After ramadan

Re: After ramadan

By all means become religious. Being Muslim is a gift from Allah SWT. It's something to be proud of.

Just remember Islam does not end at the Hijab, Not having girlfrnds/boyfrnds and all that. There's more to Islam than that.

For the desis, a religious women is one who meekly obeys her husband's commands, is financially dependent on the male family members and who wears the hijab. In short, a pathetic woman.

Re: After ramadan

Bless her, you should count yourself lucky, as i keep getting told to, my husbands religious too, as in he reads 5 times and is more aware of being a muslim than i am. i an thankful now he is this way, before it would annoy me. im very lucky alhumdulilah, and so should you be.

Re: After ramadan

Ban the literature she is reading (it must be talibanic). Also look for the clues in her friends, maybe she is turning into not-a-normal-muslim-syndrome because of someone else. I feel you, who wanna live with a ninja !

Re: After ramadan

People change, whether they get married or not, and those closest to them are the ones who get affected by that change, positively or negatively. I can completely understand your situation. If my husband becomes more "religious" than me, deep in my heart I'd be in awe but I'd be, in my half hearted attempts of catching up, feeling behind and unworthy. BUT, all that would happen if he suddenly starts feeling superior over me. If your wife is changing but isn't putting any sort of pressure on you or making you feel inferior in any way, then let her. She's still your wife. Meanwhile, you do what yo have to, as long as it's all within the limits of a well defined value system....it's not always about doing what you're comfortable doing, is it? Success in this life or the hereafter never comes out of being comfortable. We all know that.

Re: After ramadan

Your answer is below

Re: After ramadan

I see what you are saying. You fear what may come out of this – you think maybe she will reprimand you on little things, stop having fun, be ‘brainwashed’ possibly.

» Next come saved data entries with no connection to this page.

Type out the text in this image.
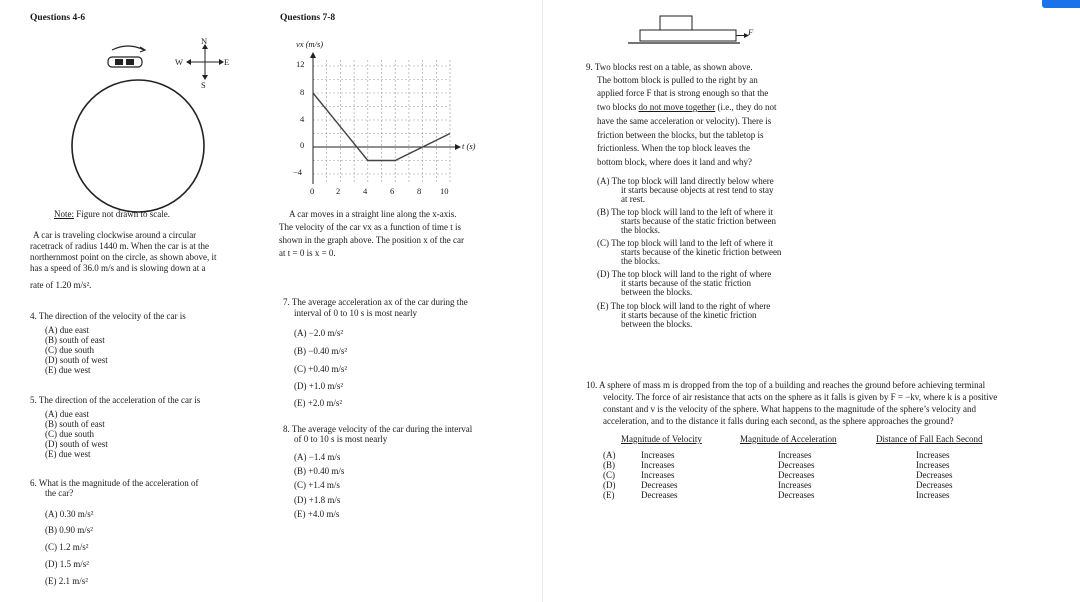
Questions 4-6
N
S
E
W
Note: Figure not drawn to scale.
A car is traveling clockwise around a circular
racetrack of radius 1440 m. When the car is at the
northernmost point on the circle, as shown above, it
has a speed of 36.0 m/s and is slowing down at a
rate of 1.20 m/s².
4. The direction of the velocity of the car is
(A) due east
(B) south of east
(C) due south
(D) south of west
(E) due west
5. The direction of the acceleration of the car is
(A) due east
(B) south of east
(C) due south
(D) south of west
(E) due west
6. What is the magnitude of the acceleration of
the car?
(A) 0.30 m/s²
(B) 0.90 m/s²
(C) 1.2 m/s²
(D) 1.5 m/s²
(E) 2.1 m/s²
Questions 7-8
vx (m/s)
t (s)
12
8
4
0
−4
0	2	4	6	8 10
A car moves in a straight line along the x-axis.
The velocity of the car vx as a function of time t is
shown in the graph above. The position x of the car
at t = 0 is x = 0.
7. The average acceleration ax of the car during the
interval of 0 to 10 s is most nearly
(A) −2.0 m/s²
(B) −0.40 m/s²
(C) +0.40 m/s²
(D) +1.0 m/s²
(E) +2.0 m/s²
8. The average velocity of the car during the interval
of 0 to 10 s is most nearly
(A) −1.4 m/s
(B) +0.40 m/s
(C) +1.4 m/s
(D) +1.8 m/s
(E) +4.0 m/s
F
9. Two blocks rest on a table, as shown above.
The bottom block is pulled to the right by an
applied force F that is strong enough so that the
two blocks do not move together (i.e., they do not
have the same acceleration or velocity). There is
friction between the blocks, but the tabletop is
frictionless. When the top block leaves the
bottom block, where does it land and why?
(A) The top block will land directly below where
it starts because objects at rest tend to stay
at rest.
(B) The top block will land to the left of where it
starts because of the static friction between
the blocks.
(C) The top block will land to the left of where it
starts because of the kinetic friction between
the blocks.
(D) The top block will land to the right of where
it starts because of the static friction
between the blocks.
(E) The top block will land to the right of where
it starts because of the kinetic friction
between the blocks.
10. A sphere of mass m is dropped from the top of a building and reaches the ground before achieving terminal
velocity. The force of air resistance that acts on the sphere as it falls is given by F = −kv, where k is a positive
constant and v is the velocity of the sphere. What happens to the magnitude of the sphere’s velocity and
acceleration, and to the distance it falls during each second, as the sphere approaches the ground?
Magnitude of Velocity	Magnitude of Acceleration	Distance of Fall Each Second
(A)	Increases	Increases	Increases
(B)	Increases	Decreases	Increases
(C)	Increases	Decreases	Decreases
(D)	Decreases	Increases	Decreases
(E)	Decreases	Decreases	Increases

Seeing a change in your spouse can be hard, but look at it this way. You are a Muslim right? As a Muslim, you got to be cognizant of the fact that this world is temporary. Perhaps she will help ignite your interest in being a better Muslim, and you both can work together to improve and learn more together. I see this as a good opportunity for you to take part in this journey.. after all, seeking to do things for Allahs sake will matter in the long run. Keep communicating with her, and rethink the idea of her being more religious and figure out if you want to take part.